Thermodynamic phase control of Cu-Sn alloy electrocatalysts for selective CO 2 reduction.

In the electrochemical CO 2 reduction reaction (CO 2 RR), Cu alloy electrocatalysts can control the CO 2 RR selectivity by modulating the intermediate binding energy. Here, we report the thermodynamic-based Cu-Sn bimetallic phase control in heterogeneous catalysts for selective CO 2 conversion. Starting from the thermodynamic understanding about Cu-Sn bimetallic compounds, we established the specific processing window for Cu-Sn bimetallic phase control. To modulate the Cu-Sn bimetallic phases, we controlled the oxygen partial pressure (pO 2 ) during the calcination of electrospun Cu and Sn ions-incorporated nanofibers (NFs).
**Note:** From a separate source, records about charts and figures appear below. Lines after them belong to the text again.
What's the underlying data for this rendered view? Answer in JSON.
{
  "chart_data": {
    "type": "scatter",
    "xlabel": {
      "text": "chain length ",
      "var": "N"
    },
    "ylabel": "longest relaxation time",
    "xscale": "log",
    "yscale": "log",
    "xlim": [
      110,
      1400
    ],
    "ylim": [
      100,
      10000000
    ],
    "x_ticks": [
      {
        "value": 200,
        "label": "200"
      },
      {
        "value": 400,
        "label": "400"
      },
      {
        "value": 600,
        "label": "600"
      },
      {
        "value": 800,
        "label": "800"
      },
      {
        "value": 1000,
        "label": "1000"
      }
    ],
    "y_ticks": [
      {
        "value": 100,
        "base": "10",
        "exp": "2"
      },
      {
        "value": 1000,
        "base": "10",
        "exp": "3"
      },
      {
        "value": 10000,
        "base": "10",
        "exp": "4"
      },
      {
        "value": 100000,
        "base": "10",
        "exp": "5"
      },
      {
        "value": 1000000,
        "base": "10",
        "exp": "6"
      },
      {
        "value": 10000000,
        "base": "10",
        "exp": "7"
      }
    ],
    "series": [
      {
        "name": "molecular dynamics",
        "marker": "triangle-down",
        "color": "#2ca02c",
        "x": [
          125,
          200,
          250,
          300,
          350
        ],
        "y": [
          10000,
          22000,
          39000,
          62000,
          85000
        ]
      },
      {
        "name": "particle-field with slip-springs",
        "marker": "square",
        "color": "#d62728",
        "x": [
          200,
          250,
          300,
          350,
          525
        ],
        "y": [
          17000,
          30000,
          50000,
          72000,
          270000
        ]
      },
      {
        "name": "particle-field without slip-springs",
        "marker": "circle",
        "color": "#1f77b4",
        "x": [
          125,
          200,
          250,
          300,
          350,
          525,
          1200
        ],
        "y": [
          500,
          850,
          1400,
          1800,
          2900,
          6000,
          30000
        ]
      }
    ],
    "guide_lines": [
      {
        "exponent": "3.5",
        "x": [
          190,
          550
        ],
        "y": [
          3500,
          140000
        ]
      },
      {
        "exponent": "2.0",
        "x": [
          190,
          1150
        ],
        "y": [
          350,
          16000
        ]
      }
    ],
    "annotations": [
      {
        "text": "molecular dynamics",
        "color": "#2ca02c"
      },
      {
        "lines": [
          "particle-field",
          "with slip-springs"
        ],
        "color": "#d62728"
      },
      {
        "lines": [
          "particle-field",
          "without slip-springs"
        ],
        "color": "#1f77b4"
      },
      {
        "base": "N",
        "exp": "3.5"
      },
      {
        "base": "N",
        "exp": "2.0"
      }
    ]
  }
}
This resulted in the formation of CuO-SnO 2 NFs (full oxidation), Cu-SnO 2 NFs (selective reduction), Cu 3 Sn/CNFs, Cu 41 Sn 11 /CNFs, and Cu 6 Sn 5 /CNFs (full reduction). In the CO 2 RR, CuO-SnO 2 NFs exhibited formate (HCOO - ) production and Cu-SnO 2 NFs showed carbon monoxide (CO) production with the faradaic efficiency (FE) of 65.3% at -0.99 V ( vs. RHE) and 59.1% at -0.89 V ( vs. RHE) respectively. Cu-rich Cu 41 Sn 11 /CNFs and Cu 3 Sn/CNFs enhanced the methane (CH 4 ) production with the FE of 39.1% at -1.36 V ( vs. RHE) and 34.7% at -1.50 V ( vs. RHE). However, Sn-rich Cu 6 Sn 5 /CNFs produced HCOO - with the FE of 58.6% at -2.31 V ( vs. RHE). This study suggests the methodology for bimetallic catalyst design and steering the CO 2 RR pathway by controlling the active sites of Cu-Sn alloys.